Дед дипломатично рассчитал, что баба Наталка будет готовить борщи и пампушки, подавать ему на печь и добавлять по субботам самогоночку, но он не учел того, что контракт был двусторонний. Баба Наталка была такая же хитрая, как и он, и рассчитывала, что дед будет пахать, сеять, жать, молотить вместо нее. Пребывание деда Семерика в Литвиновке превратилось в одно сплошное недоразумение и непрерывный скандал.
Длилось это несколько месяцев, потому что дед все-таки отчаянно цеплялся за возможность каждый день есть борщ и кашу, но в свои семьдесят два года пахать он все-таки не мог, и оскорбленная баба Наталка с треском изгнала его. Он утешился тем, что перезнакомился со всей Литвиновкой, и теперь крестьяне все чаще останавливались у него на ночлег, платили кто кучку картошки, кто стакан гороху, и этим он стал жить. Снова позавидовал мне, просился к Дегтяреву вторым работником, но из этого ничего не вышло – какой опять-таки из него работник?
И вдруг Дегтярев исчез.
Я, как всегда, пришел рано утром, но озабоченная старуха велела идти домой: Дегтярев уехал по делам, будет завтра. Но его не было завтра и послезавтра. Потом он сам зашел за мной, взволнованный, с большой корзиной:
– Скорее, пошли работать!
В корзине была свежая рыба, которую он подрядился коптить. Он нацарапал несколько записок, послал меня с ними к торговкам на Подол. Когда я вернулся, рыба уже была готова, кучей лежала на столе в мастерской – бронзово сверкающая, головокружительно пахнущая.
Дегтярев задумчиво сидел перед ней, какой-то осунувшийся, усталый, впервые безвольно положив на стол свои прежде такие деятельные руки. Я ничего не понял, но у меня сжалось сердце.

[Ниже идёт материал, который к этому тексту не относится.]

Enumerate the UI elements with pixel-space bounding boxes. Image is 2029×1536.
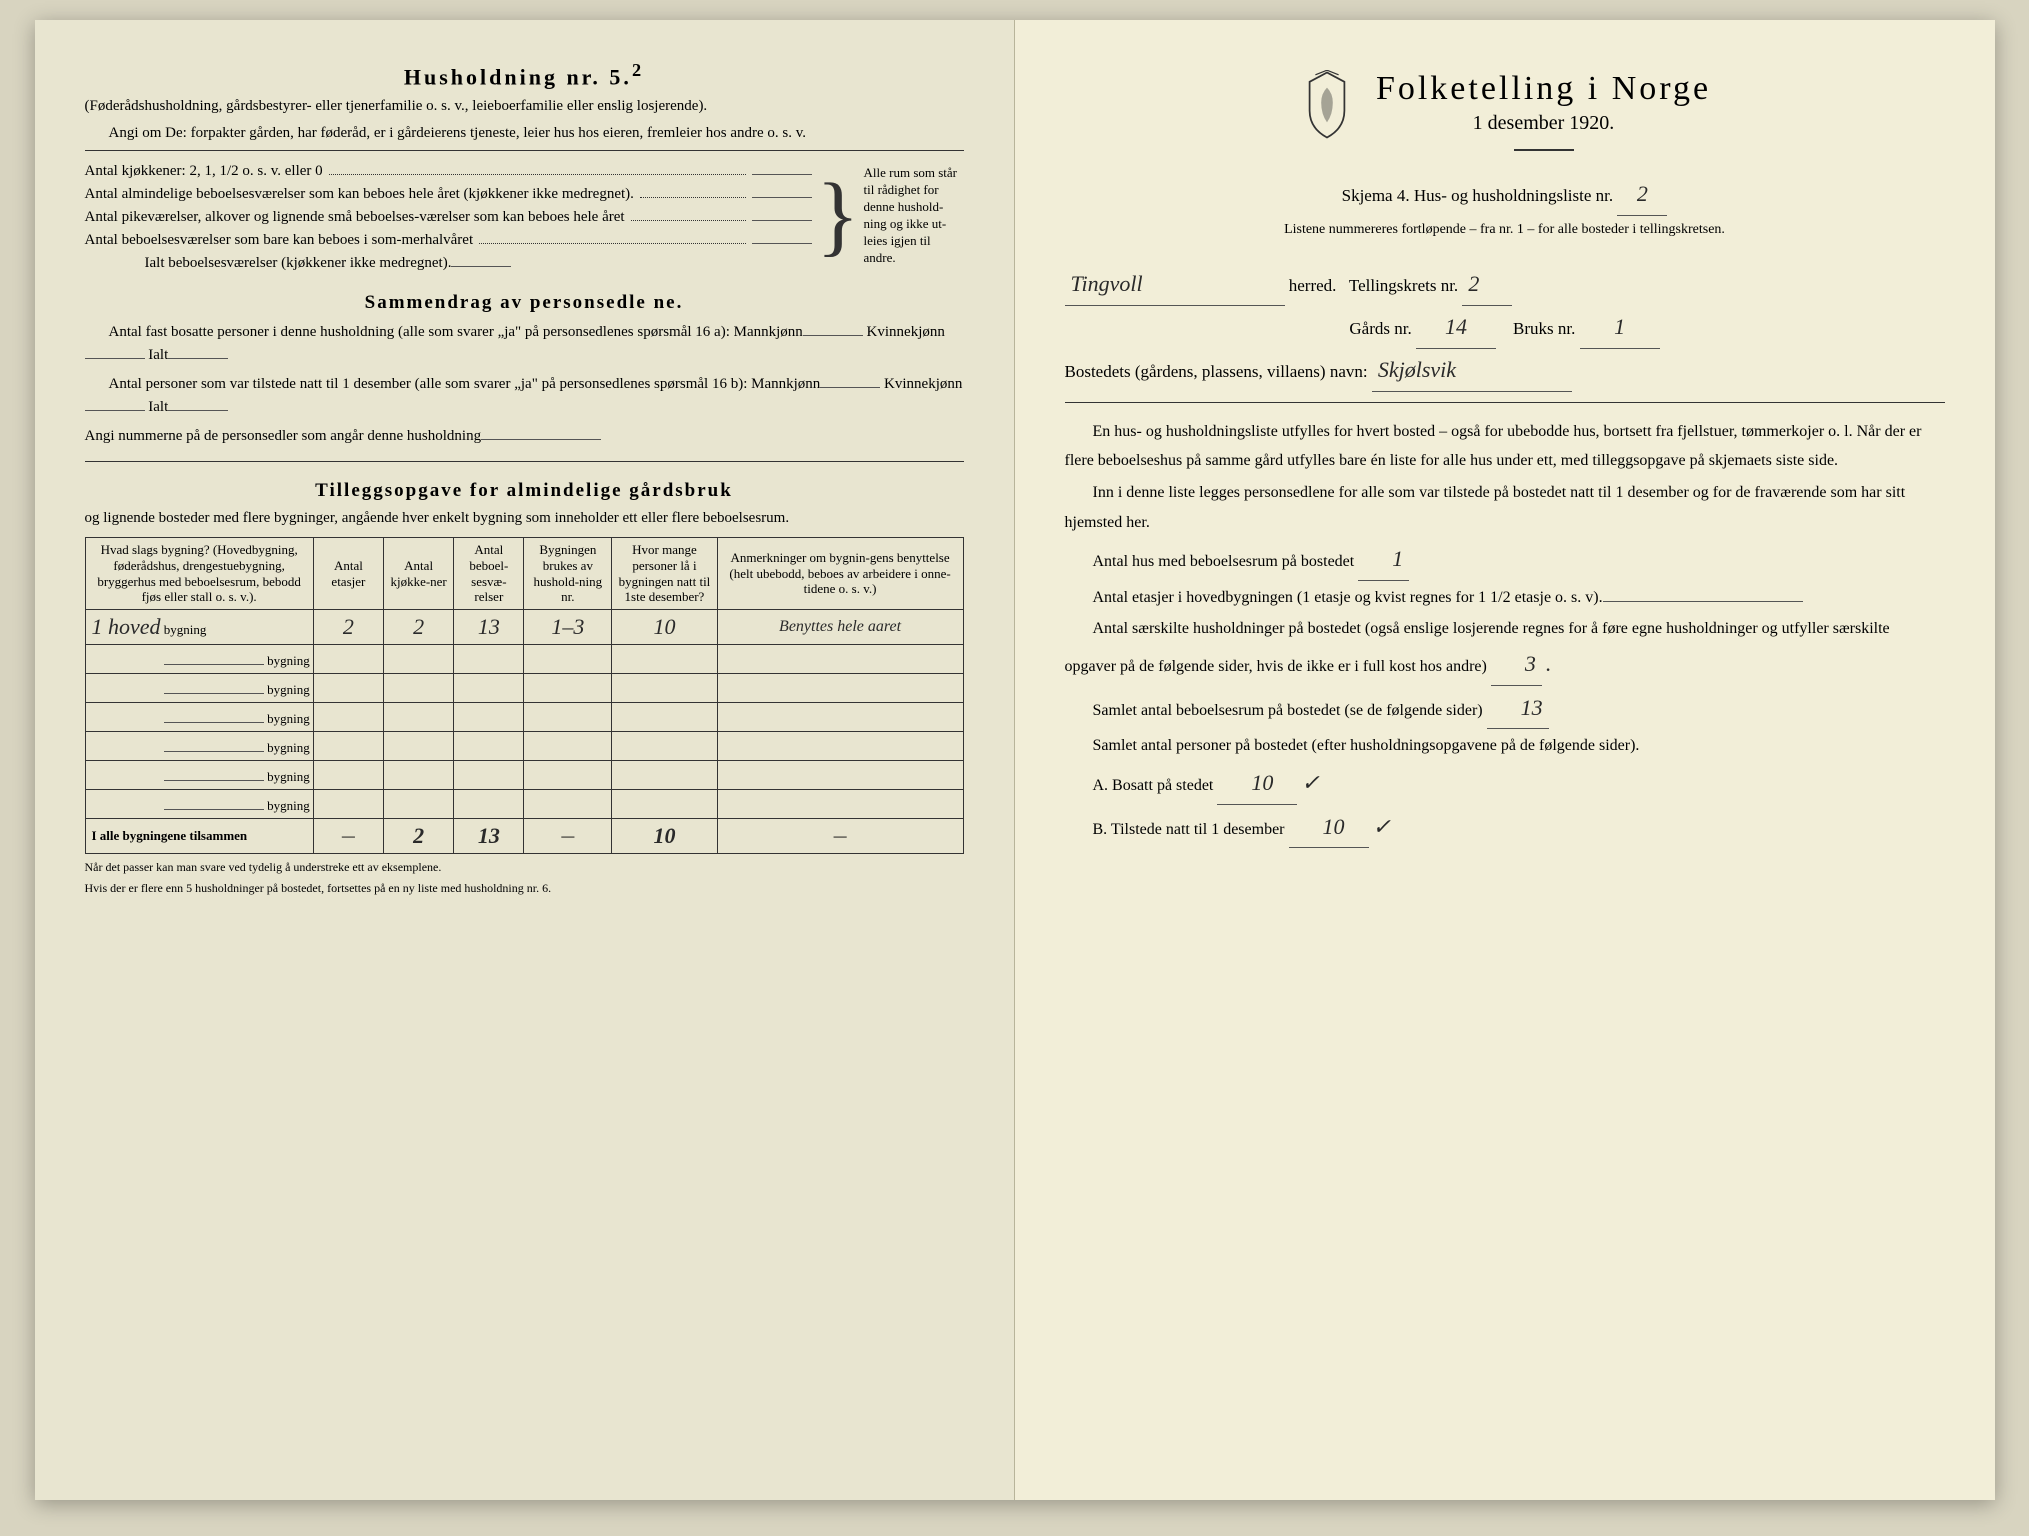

– А ничего рыба получилась! – сказал я.
– Вот именно, что ничего. Запорол! – сказал Дегтярев. – Я ее, проклятую, давно уже не коптил, все перепутал. Стыдно нести.
Он стал осторожно укладывать рыбу в корзину, выстеленную газетами. Я не видел, что он там запорол.
– Вот что. Отнесешь ты, – сказал он. – Скажешь: Дегтярев плохо себя чувствует, не смог. Упаси тебя Бог отковырнуть: они по счету. Пойдешь по Сырецкой, мимо консервного завода, мимо кирпичных заводов, дорога свернет влево в гору; иди по ней долго, увидишь военный лагерь с вышками, в воротах скажешь: «Это пану официру Радомскому». Объяснишь ему, что я болен и не мог прийти. С корзиной отдавай, обратно ее не неси.
– Корзина новая...
– Черт с ней. И не говори, что я испортил, он, может, еще и не поймет. Отдал – и ходу домой. Понял?
А чего тут понимать? Я взвалил тяжеленную корзину на плечо (вечно болит, натертое до крови коромыслами) и потопал. Уже выбился из сил, едва дойдя до Сырецкой. Но я знаю это: вроде сил уже нет, а тащишься и тащишься, и всё они откуда-то есть.